Addm
As a kid, playing games was a whole other experience. Content repeating menial tasks, spending hours messing around in a hub-world, ignorant to most jank a game threw at me.
But gone are the days of wasting hours upon hours in Pokémon Sapphire. Grinding up a Vulpix because I didn’t realise it evolved with a Fire Stone; waking up early to play my brother’s copy of GTA IV and drive around aimlessly; being the world’s worst e-architect by building hundreds of offensively ugly Minecraft houses.

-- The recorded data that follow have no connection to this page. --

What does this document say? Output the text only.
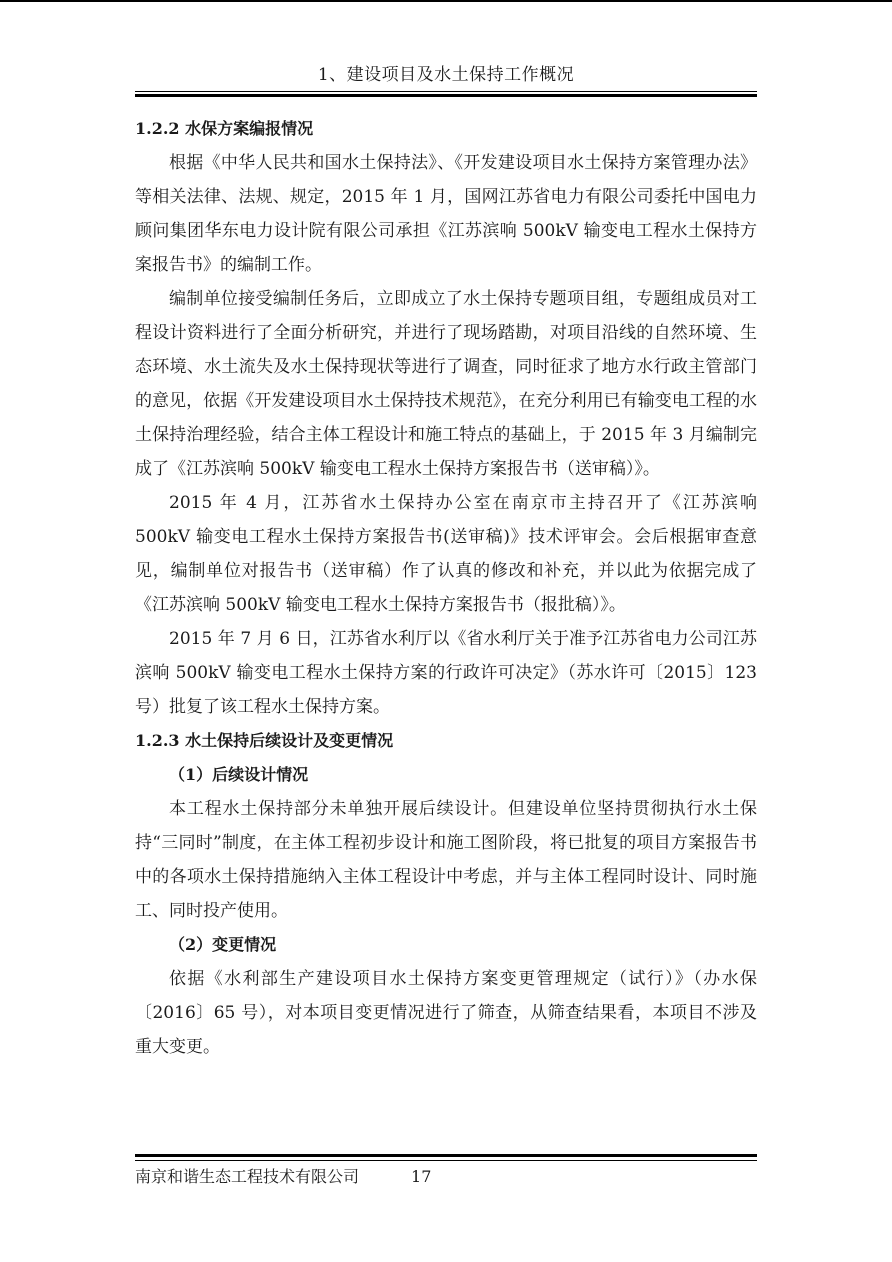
1、建设项目及水土保持工作概况

1.2.2 水保方案编报情况

根据《中华人民共和国水土保持法》、《开发建设项目水土保持方案管理办法》等相关法律、法规、规定，2015 年 1 月，国网江苏省电力有限公司委托中国电力顾问集团华东电力设计院有限公司承担《江苏滨响 500kV 输变电工程水土保持方案报告书》的编制工作。

编制单位接受编制任务后，立即成立了水土保持专题项目组，专题组成员对工程设计资料进行了全面分析研究，并进行了现场踏勘，对项目沿线的自然环境、生态环境、水土流失及水土保持现状等进行了调查，同时征求了地方水行政主管部门的意见，依据《开发建设项目水土保持技术规范》，在充分利用已有输变电工程的水土保持治理经验，结合主体工程设计和施工特点的基础上，于 2015 年 3 月编制完成了《江苏滨响 500kV 输变电工程水土保持方案报告书（送审稿）》。

2015 年 4 月，江苏省水土保持办公室在南京市主持召开了《江苏滨响 500kV 输变电工程水土保持方案报告书(送审稿)》技术评审会。会后根据审查意见，编制单位对报告书（送审稿）作了认真的修改和补充，并以此为依据完成了《江苏滨响 500kV 输变电工程水土保持方案报告书（报批稿）》。

2015 年 7 月 6 日，江苏省水利厅以《省水利厅关于准予江苏省电力公司江苏滨响 500kV 输变电工程水土保持方案的行政许可决定》（苏水许可〔2015〕123 号）批复了该工程水土保持方案。

1.2.3 水土保持后续设计及变更情况

（1）后续设计情况

本工程水土保持部分未单独开展后续设计。但建设单位坚持贯彻执行水土保持“三同时”制度，在主体工程初步设计和施工图阶段，将已批复的项目方案报告书中的各项水土保持措施纳入主体工程设计中考虑，并与主体工程同时设计、同时施工、同时投产使用。

（2）变更情况

依据《水利部生产建设项目水土保持方案变更管理规定（试行）》（办水保〔2016〕65 号），对本项目变更情况进行了筛查，从筛查结果看，本项目不涉及重大变更。

南京和谐生态工程技术有限公司	17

But now the critical lens of adulthood has wormed its way in, turning me into a serial media-abandoner. At the doors of the last bossfight but just not feeling it? Only got the series finale left but feeling a bit bored? 10 minutes left of the film but feel I’ve got the jist of it?
Kitt
I’ve grown up putting many hours into computer games. Mario Kart Wii, Club Penguin, Spore, and Super Smash Bros come to mind as particularly long childhood hours. But here’s the thing about computer games, right. They’re young, there are a lot of them, and most of them aren’t really worth your time. Now, stay with me here.
As I’ve grown into the ripe old age of my mid-20s, not long ago I started to think I didn’t like computer games anymore. Nothing clicked like it used to, and I was seeing through the cracks more and more. Realising, as fetch quests got samier, as voice acting got worse, as I spent more time playing in the skill-tree menu than playing the game, that actually putting in the hours on the games that everybody was recommending wasn’t just boring to me – it was wasting my time, and making life worse.